Surveillance de la population
Une connaissance approfondie du statut de la population et des changements au sein de celle-ci est essentielle afin de développer des mesures de conservation et d’évaluer leur efficacité à protéger la baleine noire de l’Atlantique Nord. Afin de surveiller la population de l’espèce, les chercheurs conduisent des relevés d’inventaire.

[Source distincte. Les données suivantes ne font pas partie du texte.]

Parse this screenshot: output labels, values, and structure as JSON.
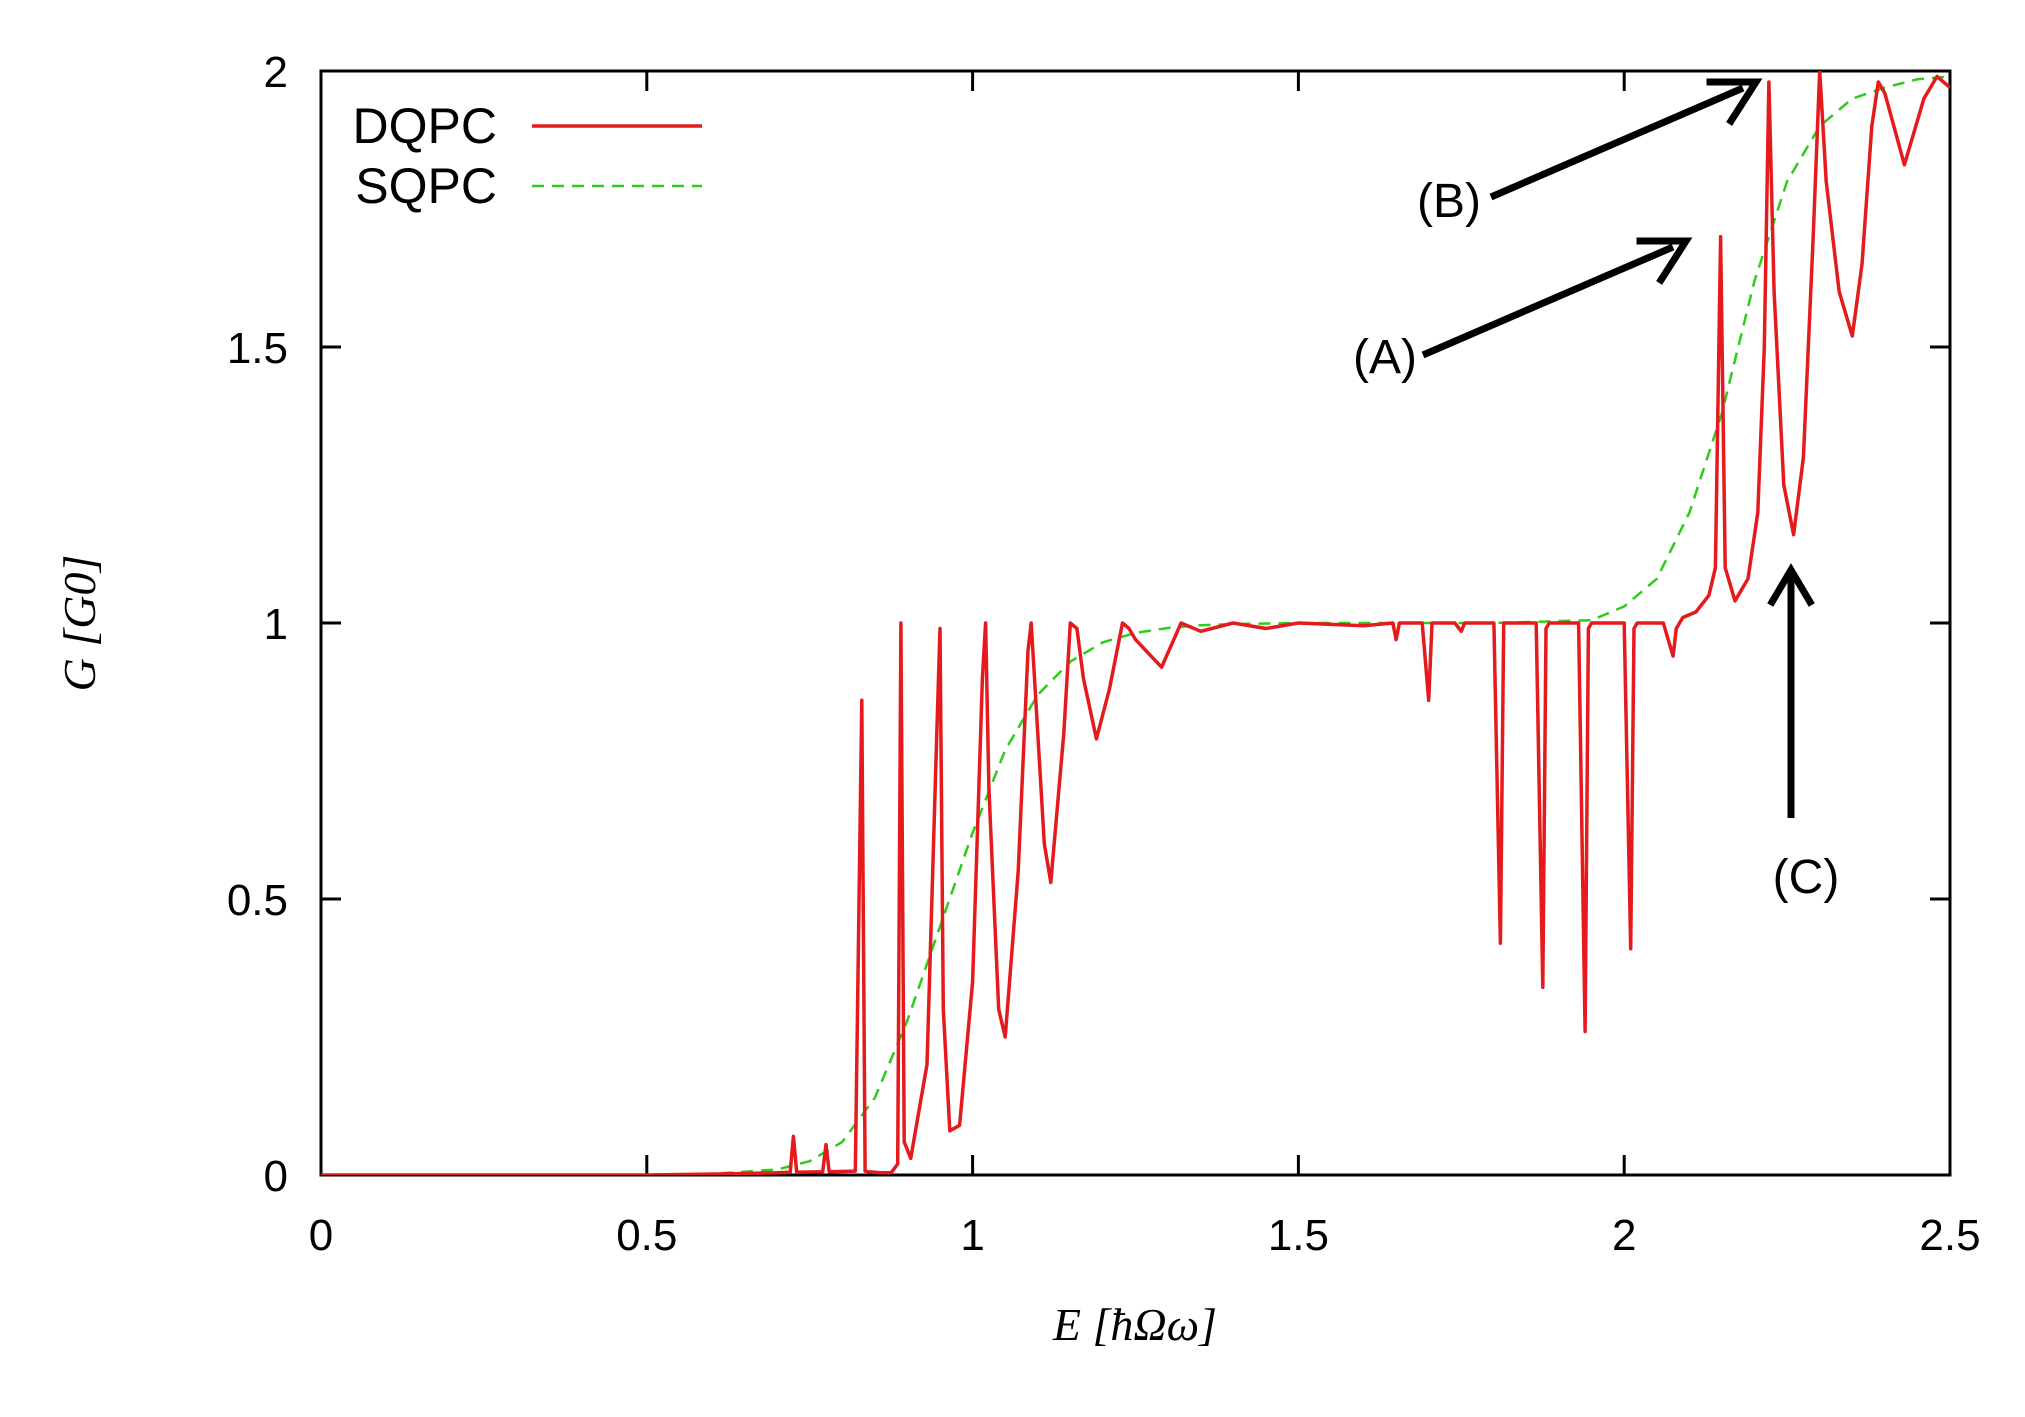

La plate-forme utilisée durant les relevés d’inventaire peut être une embarcation nautique ou un avion. Dans les deux cas, on doit suivre des lignes systématiques de relevé. Ces dernières, aussi connues sous le nom de lignes de transect, consistent en une série de lignes parallèles espacées à intervalle régulier et couvrant la région étudiée. Durant les relevés, l’équipage scientifique comprend deux observateurs balayant les hanches bâbord et tribord dans un rayon d’au moins 4 km et une personne responsable d’enregistrer les données. Les relevés conduits à bord d’embarcations nautiques utilisent des méthodes normalisées consistant à transiter sur des lignes de transect espacées de 5 - 9 km à une vitesse de 20 km/h (11 nœuds) et seulement quand la visibilité est de 4 km (2 mn) et que l’état de la mer est de 4 sur l'échelle de Beaufort. Toutes les baleines observées sont identifiées, dénombrées et la position du navire est enregistrée en utilisant le système de positionnement mondial (GPS). Quand une baleine noire est observée, le relevé est interrompu temporairement pour photographier l’animal. Les relevés aériens sont conduits de façon similaire à ceux fait à partir d’embarcations nautiques mais en volant à une vitesse de 185 km/h (100 nœuds) à une altitude de 230 - 305 m le long de lignes de transect espacées de 3 - 9 km.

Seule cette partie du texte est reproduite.